O Brasil não é Uganda ou o Afeganistão, mas também não é os Estados Unidos ou a Alemanha. Para compreender a particularidade da posição brasileira no concerto mundial, temos que mergulhar na história do país. E na história do Brasil contemporâneo, a assim chamada Revolução de 1930 apresenta-se como uma data capital. Beneficiamo-nos, entre os decênios de 1930 e 1970, de uma onda longa expansiva na economia capitalista mundial. Como herança desse período histórico, a problemática brasileira passou a ser a mesma – nos termos de Ernest Mandel – do capitalismo em sua fase tardia: um regime de acumulação relativamente completa, um Estado e uma socie dade civil articulados.

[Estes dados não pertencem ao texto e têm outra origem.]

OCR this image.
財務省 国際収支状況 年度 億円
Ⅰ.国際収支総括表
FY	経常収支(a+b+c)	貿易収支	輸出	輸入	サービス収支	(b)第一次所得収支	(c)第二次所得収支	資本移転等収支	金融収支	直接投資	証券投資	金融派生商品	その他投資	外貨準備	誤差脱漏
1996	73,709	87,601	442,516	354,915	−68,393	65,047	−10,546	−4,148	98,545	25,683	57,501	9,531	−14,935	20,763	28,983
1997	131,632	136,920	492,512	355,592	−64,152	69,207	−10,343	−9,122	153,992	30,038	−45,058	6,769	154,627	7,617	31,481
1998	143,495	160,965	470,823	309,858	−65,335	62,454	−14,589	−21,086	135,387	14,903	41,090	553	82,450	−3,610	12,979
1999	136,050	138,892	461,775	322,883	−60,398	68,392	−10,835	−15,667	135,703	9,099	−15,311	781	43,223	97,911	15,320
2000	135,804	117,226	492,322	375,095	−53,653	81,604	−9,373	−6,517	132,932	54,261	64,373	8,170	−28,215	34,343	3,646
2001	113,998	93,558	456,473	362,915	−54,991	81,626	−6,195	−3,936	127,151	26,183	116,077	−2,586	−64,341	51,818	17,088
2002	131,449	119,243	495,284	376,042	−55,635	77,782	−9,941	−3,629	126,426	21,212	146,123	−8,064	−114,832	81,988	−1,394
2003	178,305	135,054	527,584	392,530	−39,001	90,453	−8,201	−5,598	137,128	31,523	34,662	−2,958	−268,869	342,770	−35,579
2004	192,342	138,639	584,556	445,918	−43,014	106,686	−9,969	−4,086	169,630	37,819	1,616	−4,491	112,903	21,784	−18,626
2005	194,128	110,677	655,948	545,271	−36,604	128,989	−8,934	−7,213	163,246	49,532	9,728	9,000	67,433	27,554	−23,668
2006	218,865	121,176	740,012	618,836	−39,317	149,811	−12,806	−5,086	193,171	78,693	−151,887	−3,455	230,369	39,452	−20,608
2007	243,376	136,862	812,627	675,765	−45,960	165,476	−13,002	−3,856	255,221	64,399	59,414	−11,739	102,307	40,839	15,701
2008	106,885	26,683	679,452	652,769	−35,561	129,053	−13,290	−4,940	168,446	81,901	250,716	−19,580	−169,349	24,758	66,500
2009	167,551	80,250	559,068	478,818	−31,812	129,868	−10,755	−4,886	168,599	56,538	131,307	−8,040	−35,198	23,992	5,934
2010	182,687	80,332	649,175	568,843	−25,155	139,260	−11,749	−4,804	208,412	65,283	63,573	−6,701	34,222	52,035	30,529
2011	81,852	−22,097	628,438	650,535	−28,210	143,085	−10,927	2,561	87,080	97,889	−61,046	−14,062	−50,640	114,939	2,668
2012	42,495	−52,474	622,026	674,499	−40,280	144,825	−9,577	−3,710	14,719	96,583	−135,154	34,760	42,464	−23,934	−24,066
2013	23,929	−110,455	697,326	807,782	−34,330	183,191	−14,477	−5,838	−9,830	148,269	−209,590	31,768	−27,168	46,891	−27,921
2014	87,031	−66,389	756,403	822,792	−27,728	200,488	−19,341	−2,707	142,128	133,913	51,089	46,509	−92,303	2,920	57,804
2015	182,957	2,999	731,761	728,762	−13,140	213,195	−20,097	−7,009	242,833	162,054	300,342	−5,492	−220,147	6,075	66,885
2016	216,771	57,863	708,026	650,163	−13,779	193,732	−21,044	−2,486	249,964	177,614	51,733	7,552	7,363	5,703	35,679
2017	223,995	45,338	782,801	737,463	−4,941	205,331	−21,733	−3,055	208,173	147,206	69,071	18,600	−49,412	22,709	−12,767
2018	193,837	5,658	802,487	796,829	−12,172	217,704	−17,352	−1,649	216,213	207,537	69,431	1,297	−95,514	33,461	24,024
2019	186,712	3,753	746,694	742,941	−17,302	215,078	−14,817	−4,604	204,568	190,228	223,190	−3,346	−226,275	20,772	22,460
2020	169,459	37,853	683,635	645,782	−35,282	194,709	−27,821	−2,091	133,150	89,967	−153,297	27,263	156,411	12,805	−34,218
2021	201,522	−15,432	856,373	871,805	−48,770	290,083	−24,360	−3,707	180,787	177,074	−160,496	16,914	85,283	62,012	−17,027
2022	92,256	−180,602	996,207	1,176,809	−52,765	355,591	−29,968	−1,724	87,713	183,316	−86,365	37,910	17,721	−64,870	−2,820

Porém, esse período histórico não deve ser fantasiado. O Brasil teve, sem dúvida, um processo de desenvolvimento econômico, crescimento industrial, urbanização e fortalecimento da sociedade civil, mas ao não talante de saltar por cima das vicissitudes do processo de desenvolvimento desigual e combinado do capitalismo mundial, que situa o Brasil na esfera dependente do globo.

Esse o ponto frágil do processo brasileiro de modernização, e ademais latino americano; não ocorreu entre os países latino-americanos que saltaram da periferia para a semiperiferia do capitalismo durante a vigência da onda longa expansiva do capitalismo (Brasil, México e Argentina), um processo de industrialização orgânico, uma autonomização da dependência do Estado nacional em relação ao poder mundial, uma independência da sociedade civil face ao Estado.

Por tudo isto, está correto Florestan Fernandes, ao afirmar, que “a ‘revolução burguesa’ no Brasil não se deu pela burguesia nacional, mas pelo capital monopolista. Ao utilizar a expressão “revolução burguesa” para designar o processo de modernização das estruturas produtivas e sociais do Brasil, Fernandes não está utilizando o conceito ao molde de identidade com as revoluções burguesas clássicas, como, principalmente, a francesa, onde, em sangrenta luta movimentada no seio da sociedade civil, a nova classe ascendente, a burguesia, logrou desalojar do poder de Estado a monarquia absoluta representante do poder feudal. Não. O conceito de “revolução burguesa”, aqui, diz respeito a um processo de longa duração, referente ao demorado processo brasileiro de transição ao capitalismo. O conceito de “revolução burguesa”, assim, apanha no seu âmago não apenas as características “revolucionárias” de uma revolução, mas, também, paramenta as contra-revolucionárias e desintegradoras, em especial o aproveitamento e reforço, pelo capital monopolista, de todos os elementos pré-capitalistas de atraso.

O fato é que, tivemos uma burguesia incapaz de conduzir autonomamente, sem o amparo forâneo, a “transformação capitalista” e, portanto, de conciliar revolução nacional e revolução democrática, mas que nem por isso (e talvez exatamente por causa disso), jamais deixou de estar no centro de controle do poder econômico, social e político da sociedade brasileira. Essa questão é decisiva, e pode ser considerado o eixo da particularidade brasileira de objetivação não-clássica do capitalismo. Conquanto encetado com a participação fundamental do capital monopolista e financeiro (principalmente estrangeiro), não houve no processo de transformação capitalista brasileiro nada parecido com uma ocupação direta do estrangeiro no Estado ou no território nacional, numa situação onde as elites locais fazem o papel de simples marionetes. Para o bem e o mal, fomos protagonistas do que nos tornamos.

Não devemos jogar a criança junto com a água suja do banho. No tocante ao Bloco Histórico de 1930, temos a obra (o capitalismo tardio dependente) e o processo (o complexo e contraditório movimento de mudanças sociais). Contestar a obra nem de longe significa abrir mão de analisar o processo.